The situation in Nagorno-Karabakh, a region of the Caucasus disputed by Armenia and Azerbaijan, remains very tense, a week after an Azerbaijani offensive which left at least 20 dead and more than 280 injured. Thousands of residents of Nagorno-Karabakh are seeking to flee. At least 28,000 of them have already found refuge in the country, Armenian authorities said, citing a new count. But thousands of refugees continue to flock to the Armenian border, hoping to find shelter in this country.

The head of American diplomacy, Antony Blinken, called on Azerbaijan to respect its commitments to protect civilians in Nagorno-Karabakh and to allow access for humanitarian aid there, in a telephone call to President Ilham Aliev. “The Secretary of State spoke again with President Aliyev today and emphasized the urgency of ending hostilities, ensuring the unconditional protection and freedom of movement of civilians, and ensuring access unhindered humanitarian action in Nagorno-Karabakh,” State Department spokesperson Matthew Miller told reporters.

France, which recalled on Tuesday that it would hold Azerbaijan “fully responsible for the fate of the Armenian population”, estimated that the “massive” exodus of Armenians from Nagorno-Karabakh is taking place “under the complicit eye of Russia”, which deployed a peacekeeping force in this breakaway region in 2020.

Monday evening, in the midst of an exodus, a fuel depot exploded in the enclave mainly populated by Armenians, killing at least 20 people and injuring 280, the Nagorno-Karabakh authorities announced on Tuesday, who requested urgent external assistance to deal with this catastrophe. “Dozens of patients remain in critical condition,” they said in a statement. Among the dead, thirteen have not been identified and the bodies will be subjected to forensic analyses, according to the same source.

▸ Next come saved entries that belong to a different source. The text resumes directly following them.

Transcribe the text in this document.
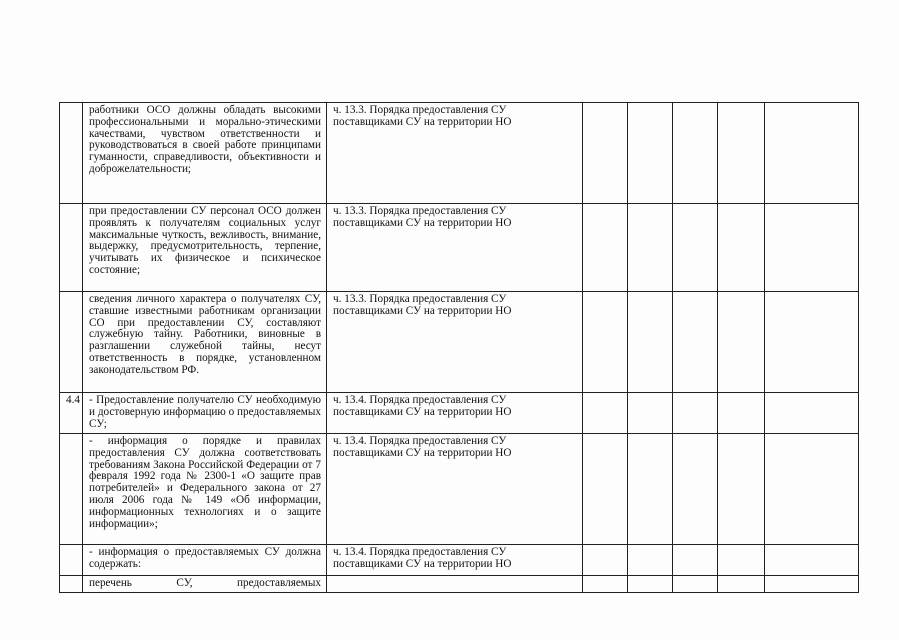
	работники ОСО должны обладать высокими профессиональными и морально-этическими качествами, чувством ответственности и руководствоваться в своей работе принципами гуманности, справедливости, объективности и доброжелательности;	ч. 13.3. Порядка предоставления СУ поставщиками СУ на территории НО					
	при предоставлении СУ персонал ОСО должен проявлять к получателям социальных услуг максимальные чуткость, вежливость, внимание, выдержку, предусмотрительность, терпение, учитывать их физическое и психическое состояние;	ч. 13.3. Порядка предоставления СУ поставщиками СУ на территории НО					
	сведения личного характера о получателях СУ, ставшие известными работникам организации СО при предоставлении СУ, составляют служебную тайну. Работники, виновные в разглашении служебной тайны, несут ответственность в порядке, установленном законодательством РФ.	ч. 13.3. Порядка предоставления СУ поставщиками СУ на территории НО					
4.4	- Предоставление получателю СУ необходимую и достоверную информацию о предоставляемых СУ;	ч. 13.4. Порядка предоставления СУ поставщиками СУ на территории НО					
	- информация о порядке и правилах предоставления СУ должна соответствовать требованиям Закона Российской Федерации от 7 февраля 1992 года № 2300-1 «О защите прав потребителей» и Федерального закона от 27 июля 2006 года № 149 «Об информации, информационных технологиях и о защите информации»;	ч. 13.4. Порядка предоставления СУ поставщиками СУ на территории НО					
	- информация о предоставляемых СУ должна содержать:	ч. 13.4. Порядка предоставления СУ поставщиками СУ на территории НО					
	перечень СУ, предоставляемых						
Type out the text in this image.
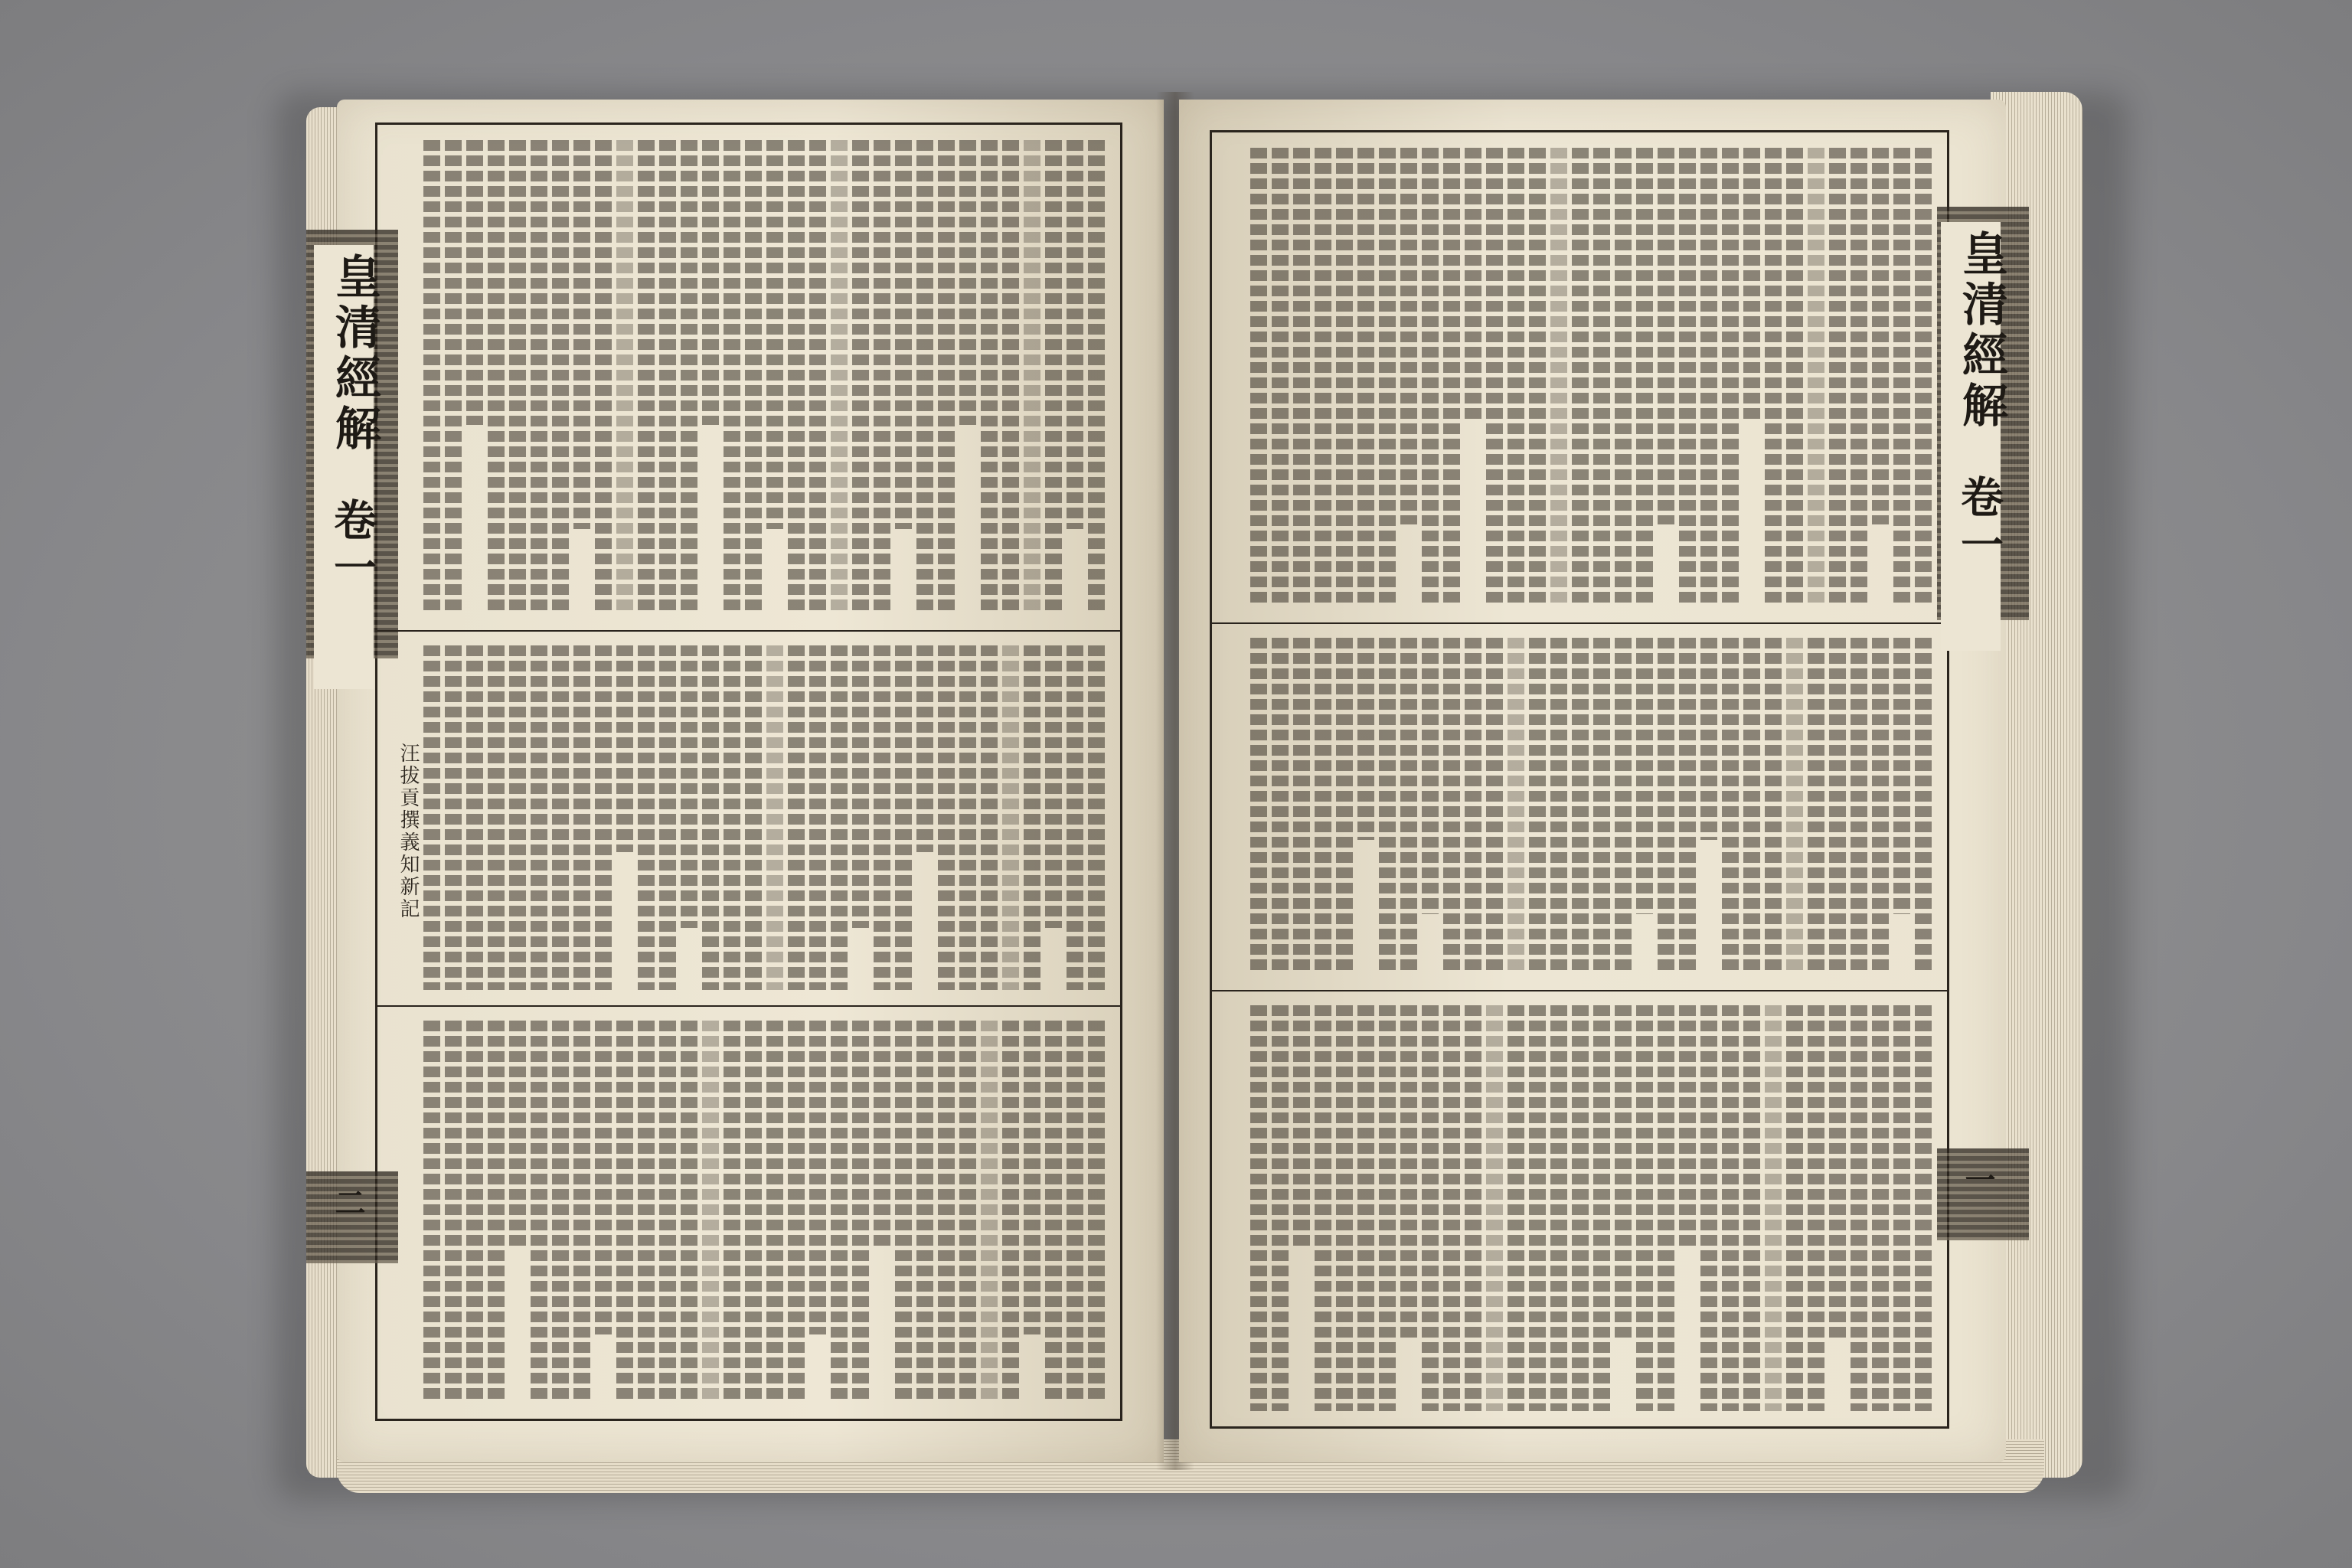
皇清經解
卷一
二
汪拔貢撰義知新記
皇清經解
卷一
一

Some passed on foot. “They expelled us,” one man said as he walked past the Azerbaijani soldiers. On Monday, Azerbaijani President Ilham Aliyev reaffirmed the promise that the rights of Armenians in the enclave would be “guaranteed.” The head of state spoke alongside his Turkish counterpart Recep Tayyip Erdogan, a key player in the region, just a few days after the victory of Azerbaijani soldiers against the troops of the self-proclaimed “republic” of Nagorno-Karabakh – attached to 1921 to Azerbaijan by Soviet power.

The European Union was to receive this Tuesday in Brussels senior representatives of Armenia and Azerbaijan, two former Soviet republics which clashed militarily in Nagorno-Karabakh from 1988 to 1994 (30,000 dead) and in the fall 2020 (6,500 deaths). The death toll from last week’s blitzkrieg invasion is 200, according to the Armenian side.

Armenian Prime Minister Nikol Pashinian and the Azerbaijani President will meet on October 5 in Granada, Spain, with the participation of French President Emmanuel Macron, German Chancellor Olaf Scholz and European Council President Charles Michel, a meeting planned long-standing which has not been cancelled.